You are the crashhawk, the sheet informed him. It gave the rules by which he could give orders to Purple units and what he was allowed to do to the Kel. The rules were succinct, elegant, and brutal. He had no idea what roles had been assigned to the other cadets, but he could already see ways to maneuver to find out.
“Fuck you,” Brezan said out loud, although it was certain that he was being monitored. He wasn’t going to be a traitor.
He had gone through First Formation like all the other cadets after the initial injection of formation instinct, but he had barely passed. Not a crashhawk, a formation-breaker, but the next best thing to one. Had Shuos fucking Zehun assigned him the role on purpose, as a test?
I am going to beat you, Brezan thought. But he had to do it by the rules. He wouldn’t cheat the way a Shuos might. Tempting as it was.

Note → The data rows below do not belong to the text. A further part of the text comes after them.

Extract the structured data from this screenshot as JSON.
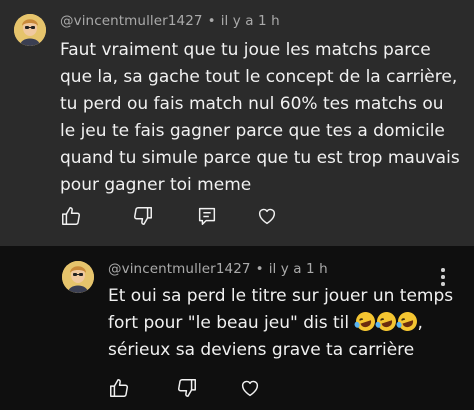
{
  "comments": [
    {
      "author": "@vincentmuller1427",
      "time": "il y a 1 h",
      "text": "Faut vraiment que tu joue les matchs parce\nque la, sa gache tout le concept de la carrière,\ntu perd ou fais match nul 60% tes matchs ou\nle jeu te fais gagner parce que tes a domicile\nquand tu simule parce que tu est trop mauvais\npour gagner toi meme"
    },
    {
      "author": "@vincentmuller1427",
      "time": "il y a 1 h",
      "text_line1": "Et oui sa perd le titre sur jouer un temps",
      "text_line2": "fort pour \"le beau jeu\" dis til",
      "text_line2_tail": ",",
      "text_line3": "sérieux sa deviens grave ta carrière",
      "emoji_name": "rolling-on-the-floor-laughing-emoji"
    }
  ],
  "icons": {
    "like": "thumbs-up-icon",
    "dislike": "thumbs-down-icon",
    "reply": "reply-icon",
    "heart": "heart-icon",
    "menu": "more-vertical-icon"
  },
  "colors": {
    "highlighted_comment_bg": "#2b2b2b",
    "page_bg": "#0f0f0f",
    "meta_text": "#aaaaaa"
  }
}
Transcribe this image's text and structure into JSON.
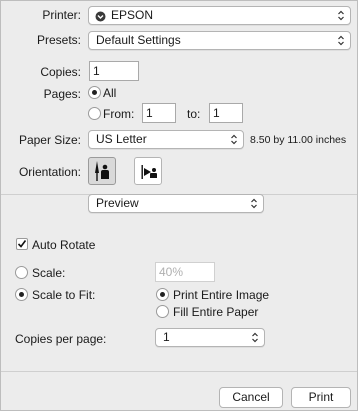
{
  "printer": {
    "label": "Printer:",
    "value": "EPSON",
    "icon": "printer-status-icon"
  },
  "presets": {
    "label": "Presets:",
    "value": "Default Settings"
  },
  "copies": {
    "label": "Copies:",
    "value": "1"
  },
  "pages": {
    "label": "Pages:",
    "all_label": "All",
    "from_label": "From:",
    "from_value": "1",
    "to_label": "to:",
    "to_value": "1",
    "selected": "all"
  },
  "paper_size": {
    "label": "Paper Size:",
    "value": "US Letter",
    "dimensions": "8.50 by 11.00 inches"
  },
  "orientation": {
    "label": "Orientation:",
    "selected": "portrait",
    "options": [
      "portrait-icon",
      "landscape-icon"
    ]
  },
  "section_menu": {
    "value": "Preview"
  },
  "auto_rotate": {
    "label": "Auto Rotate",
    "checked": true
  },
  "scale": {
    "label": "Scale:",
    "value": "40%",
    "enabled": false
  },
  "scale_to_fit": {
    "label": "Scale to Fit:",
    "selected": true,
    "option_print_entire": "Print Entire Image",
    "option_fill_entire": "Fill Entire Paper",
    "selected_option": "print_entire"
  },
  "copies_per_page": {
    "label": "Copies per page:",
    "value": "1"
  },
  "buttons": {
    "cancel": "Cancel",
    "print": "Print"
  },
  "colors": {
    "dialog_bg": "#ececec",
    "control_bg": "#ffffff",
    "text": "#1a1a1a",
    "disabled_text": "#b0b0b0"
  }
}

Six minutes couldn’t have elapsed already, assuming Zehun had told the truth about that. Brezan’s hands were sweating. He knew what he needed to do. No sense in delaying.
If he was the crashhawk, then technically he was a Purple unit.

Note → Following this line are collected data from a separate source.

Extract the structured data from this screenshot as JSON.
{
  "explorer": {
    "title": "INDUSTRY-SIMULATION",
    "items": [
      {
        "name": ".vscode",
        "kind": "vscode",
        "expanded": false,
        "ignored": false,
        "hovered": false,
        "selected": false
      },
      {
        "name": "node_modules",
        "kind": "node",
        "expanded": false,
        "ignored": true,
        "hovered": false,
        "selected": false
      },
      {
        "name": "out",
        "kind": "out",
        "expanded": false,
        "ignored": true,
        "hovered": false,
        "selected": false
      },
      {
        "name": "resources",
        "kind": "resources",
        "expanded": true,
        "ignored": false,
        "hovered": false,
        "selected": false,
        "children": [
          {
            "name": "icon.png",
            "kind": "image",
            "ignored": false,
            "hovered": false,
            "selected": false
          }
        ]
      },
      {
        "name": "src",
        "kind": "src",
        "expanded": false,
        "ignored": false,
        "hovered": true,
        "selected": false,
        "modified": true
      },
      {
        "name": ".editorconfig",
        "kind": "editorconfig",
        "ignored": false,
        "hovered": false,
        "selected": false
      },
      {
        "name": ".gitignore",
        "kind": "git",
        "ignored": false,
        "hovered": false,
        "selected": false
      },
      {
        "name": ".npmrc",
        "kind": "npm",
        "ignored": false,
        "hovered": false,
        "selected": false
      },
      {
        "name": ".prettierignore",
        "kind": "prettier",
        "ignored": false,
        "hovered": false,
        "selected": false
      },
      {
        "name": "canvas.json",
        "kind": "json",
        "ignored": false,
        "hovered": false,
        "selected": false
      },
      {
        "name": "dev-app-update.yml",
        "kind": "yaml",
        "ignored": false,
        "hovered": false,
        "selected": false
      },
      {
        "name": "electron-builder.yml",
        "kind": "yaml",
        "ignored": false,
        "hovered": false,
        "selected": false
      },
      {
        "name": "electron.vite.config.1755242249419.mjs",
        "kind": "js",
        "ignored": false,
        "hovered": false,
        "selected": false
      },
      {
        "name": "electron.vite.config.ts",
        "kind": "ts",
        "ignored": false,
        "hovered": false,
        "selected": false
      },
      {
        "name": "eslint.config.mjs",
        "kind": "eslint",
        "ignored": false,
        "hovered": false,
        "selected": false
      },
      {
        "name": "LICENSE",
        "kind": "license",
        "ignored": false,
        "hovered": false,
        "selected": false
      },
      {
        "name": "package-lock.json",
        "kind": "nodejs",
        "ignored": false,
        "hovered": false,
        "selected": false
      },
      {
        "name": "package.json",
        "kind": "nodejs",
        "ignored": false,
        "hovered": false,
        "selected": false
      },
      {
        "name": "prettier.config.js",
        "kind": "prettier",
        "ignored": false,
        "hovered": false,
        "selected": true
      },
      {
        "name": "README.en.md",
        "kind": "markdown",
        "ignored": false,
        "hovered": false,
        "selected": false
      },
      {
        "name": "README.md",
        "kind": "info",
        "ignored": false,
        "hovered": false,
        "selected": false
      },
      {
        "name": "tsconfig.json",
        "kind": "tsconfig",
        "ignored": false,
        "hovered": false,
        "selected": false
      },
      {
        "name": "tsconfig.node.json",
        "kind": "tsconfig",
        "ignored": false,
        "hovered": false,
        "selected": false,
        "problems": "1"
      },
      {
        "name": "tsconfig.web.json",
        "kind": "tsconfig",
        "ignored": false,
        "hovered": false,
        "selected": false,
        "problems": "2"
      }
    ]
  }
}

He picked up the pen and wrote, Order for Rhezny Brezan, Purple unit. Assist any Kel unit that contacts you to the best of your ability.

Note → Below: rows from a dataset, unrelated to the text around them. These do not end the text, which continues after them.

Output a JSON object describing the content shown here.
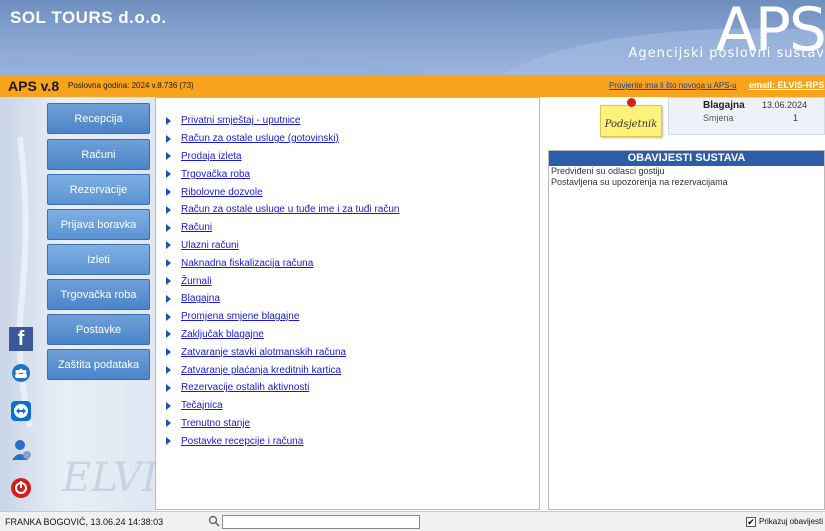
{
  "header": {
    "company": "SOL TOURS d.o.o.",
    "brand": "APS",
    "brand_subtitle": "Agencijski poslovni sustav"
  },
  "topbar": {
    "version": "APS v.8",
    "version_info": "Poslovna godina: 2024 v.8.736 (73)",
    "check_link": "Provjerite ima li što novoga u APS-u",
    "email_link": "email: ELVIS-RPS"
  },
  "sidebar": {
    "items": [
      {
        "label": "Recepcija"
      },
      {
        "label": "Računi"
      },
      {
        "label": "Rezervacije"
      },
      {
        "label": "Prijava boravka"
      },
      {
        "label": "Izleti"
      },
      {
        "label": "Trgovačka roba"
      },
      {
        "label": "Postavke"
      },
      {
        "label": "Zaštita podataka"
      }
    ],
    "watermark": "ELVIS",
    "social_icons": [
      "facebook-icon",
      "group-icon",
      "teamviewer-icon",
      "user-settings-icon",
      "power-icon"
    ]
  },
  "menu": {
    "items": [
      "Privatni smještaj - uputnice",
      "Račun za ostale usluge (gotovinski)",
      "Prodaja izleta",
      "Trgovačka roba",
      "Ribolovne dozvole",
      "Račun za ostale usluge u tuđe ime i za tuđi račun",
      "Računi",
      "Ulazni računi",
      "Naknadna fiskalizacija računa",
      "Žurnali",
      "Blagajna",
      "Promjena smjene blagajne",
      "Zaključak blagajne",
      "Zatvaranje stavki alotmanskih računa",
      "Zatvaranje plaćanja kreditnih kartica",
      "Rezervacije ostalih aktivnosti",
      "Tečajnica",
      "Trenutno stanje",
      "Postavke recepcije i računa"
    ]
  },
  "reminder": {
    "label": "Podsjetnik"
  },
  "cashbox": {
    "label": "Blagajna",
    "date": "13.06.2024",
    "shift_label": "Smjena",
    "shift_value": "1"
  },
  "notices": {
    "title": "OBAVIJESTI SUSTAVA",
    "lines": [
      "Predviđeni su odlasci gostiju",
      "Postavljena su upozorenja na rezervacijama"
    ]
  },
  "status": {
    "user": "FRANKA BOGOVIĆ, 13.06.24 14:38:03",
    "search_value": "",
    "show_notices_label": "Prikazuj obavijesti",
    "show_notices_checked": "✔"
  }
}
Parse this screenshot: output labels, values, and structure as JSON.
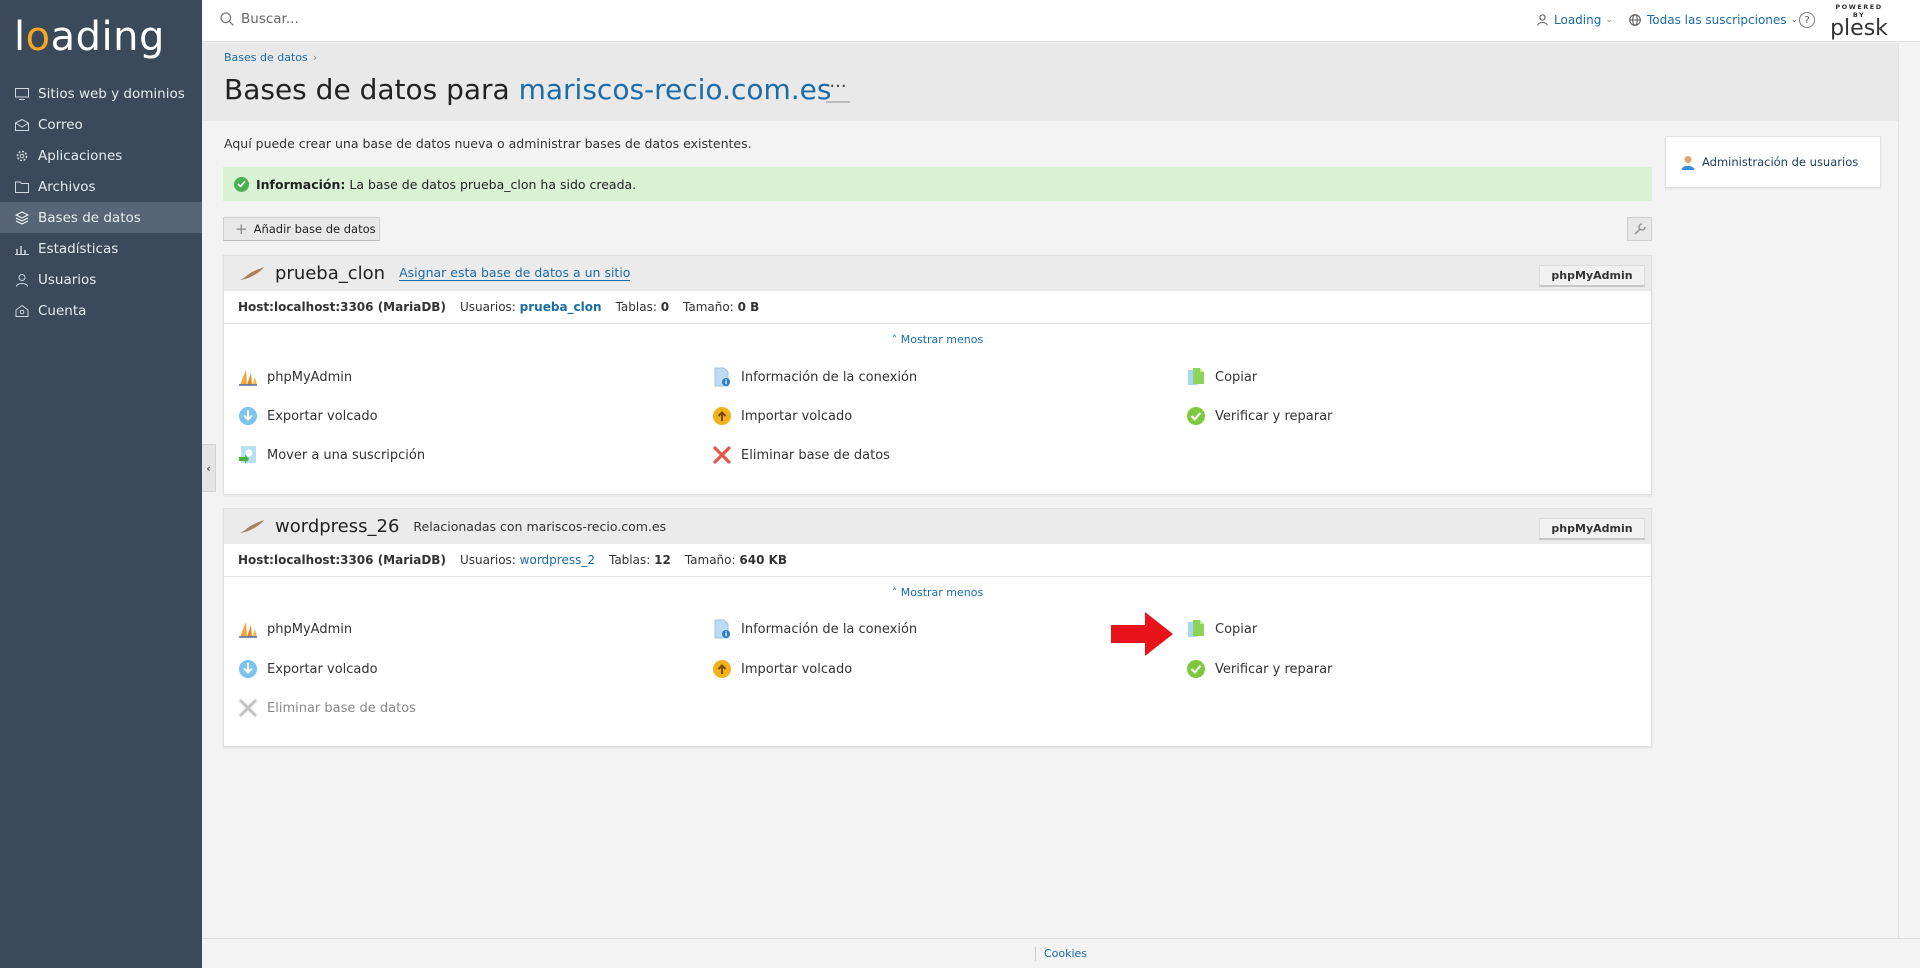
{
  "brand": {
    "logo_pre": "l",
    "logo_o": "o",
    "logo_post": "ading"
  },
  "sidebar": {
    "items": [
      {
        "label": "Sitios web y dominios",
        "icon": "monitor-icon",
        "active": false
      },
      {
        "label": "Correo",
        "icon": "mail-icon",
        "active": false
      },
      {
        "label": "Aplicaciones",
        "icon": "gear-icon",
        "active": false
      },
      {
        "label": "Archivos",
        "icon": "folder-icon",
        "active": false
      },
      {
        "label": "Bases de datos",
        "icon": "layers-icon",
        "active": true
      },
      {
        "label": "Estadísticas",
        "icon": "bar-chart-icon",
        "active": false
      },
      {
        "label": "Usuarios",
        "icon": "user-icon",
        "active": false
      },
      {
        "label": "Cuenta",
        "icon": "account-icon",
        "active": false
      }
    ],
    "collapse_glyph": "‹"
  },
  "topbar": {
    "search_placeholder": "Buscar...",
    "user_label": "Loading",
    "subscriptions_label": "Todas las suscripciones",
    "help_glyph": "?",
    "powered_by": "POWERED BY",
    "plesk": "plesk"
  },
  "header": {
    "breadcrumb": "Bases de datos",
    "breadcrumb_sep": "›",
    "title_prefix": "Bases de datos para",
    "title_domain": "mariscos-recio.com.es",
    "more_glyph": "···"
  },
  "main": {
    "intro": "Aquí puede crear una base de datos nueva o administrar bases de datos existentes.",
    "info_label": "Información:",
    "info_text": "La base de datos prueba_clon ha sido creada.",
    "add_db_label": "Añadir base de datos",
    "add_db_glyph": "+"
  },
  "databases": [
    {
      "name": "prueba_clon",
      "assign_link": "Asignar esta base de datos a un sitio",
      "related": "",
      "pma_button": "phpMyAdmin",
      "host": "Host:localhost:3306 (MariaDB)",
      "users_label": "Usuarios:",
      "users_value": "prueba_clon",
      "tables_label": "Tablas:",
      "tables_value": "0",
      "size_label": "Tamaño:",
      "size_value": "0 B",
      "show_less": "˄ Mostrar menos",
      "actions": {
        "phpmyadmin": "phpMyAdmin",
        "connection_info": "Información de la conexión",
        "copy": "Copiar",
        "export": "Exportar volcado",
        "import": "Importar volcado",
        "check_repair": "Verificar y reparar",
        "move": "Mover a una suscripción",
        "delete": "Eliminar base de datos"
      }
    },
    {
      "name": "wordpress_26",
      "assign_link": "",
      "related": "Relacionadas con mariscos-recio.com.es",
      "pma_button": "phpMyAdmin",
      "host": "Host:localhost:3306 (MariaDB)",
      "users_label": "Usuarios:",
      "users_value": "wordpress_2",
      "tables_label": "Tablas:",
      "tables_value": "12",
      "size_label": "Tamaño:",
      "size_value": "640 KB",
      "show_less": "˄ Mostrar menos",
      "actions": {
        "phpmyadmin": "phpMyAdmin",
        "connection_info": "Información de la conexión",
        "copy": "Copiar",
        "export": "Exportar volcado",
        "import": "Importar volcado",
        "check_repair": "Verificar y reparar",
        "delete": "Eliminar base de datos"
      }
    }
  ],
  "right_panel": {
    "user_admin": "Administración de usuarios"
  },
  "footer": {
    "cookies": "Cookies"
  },
  "colors": {
    "sidebar_bg": "#3a4a5a",
    "accent": "#1b6ca8",
    "success_bg": "#d9f2d4",
    "arrow": "#e8121b"
  }
}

Brezan stuffed the paper in the envelope. There were ink stains on his thumb and forefinger. He had a fit of anxiety over whether he’d written neatly enough, but he refrained from reopening the envelope.
There, he thought savagely, and waited to be booted from the exercise.
It wasn’t long in coming. Five moves in, a slip of paper informed him that he’d died in a Purple bombing of a university while directing a Kel squad working as riot police during a demonstration. Vidona work, except in the exercise there were not enough Vidona to be had.
There was a knock at the door. “Come out if you’re done reading your fate,” a voice said. It was Zehun. “You can bring the materials or leave them, your choice.”
Some choice. Brezan gathered up the materials and exited through the door into a conference room. Shuos Zehun sat alone, peering at a terminal showing what looked like a cross between an inkblot and a traffic accident.
“I suppose I died first, sir?” Brezan said, regarding the room sullenly.
“No, a few got offed after the second move,” Zehun said. “There’s always somebody. You must be wondering why you’re here.”
Brezan stiffened, wishing for body armor.
The corners of Zehun’s mouth lifted. “What, no guesses?”
“It’s un-Kel to use a loophole the way I did,” Brezan said. He couldn’t wait until this conversation ended. “I expect to be reprimanded.”
“Oh, we Shuos don’t do anything like that,” Zehun said. “If anyone botches a training scenario, we make them design the next one under supervision. Then we run it, and we make sure every cadet in the exercise knows who the scenario’s author is.”
Brezan was grateful that Kel Academy was run by Kel, who did things according to rulebooks, and not ferrets, ghosts, or Shuos. He looked at Zehun with their calm, dark face, wondering what response was expected of him.
“You’re here because your solution caught my attention,” Zehun said. “Kel spirit, un-Kel method. You remained loyal to your people by finessing the rules.”
“It still got me killed, sir,” Brezan said, although it wasn’t in his best interests to remind Zehun.
“Because it’s so surprising when a Kel fetches up dead?”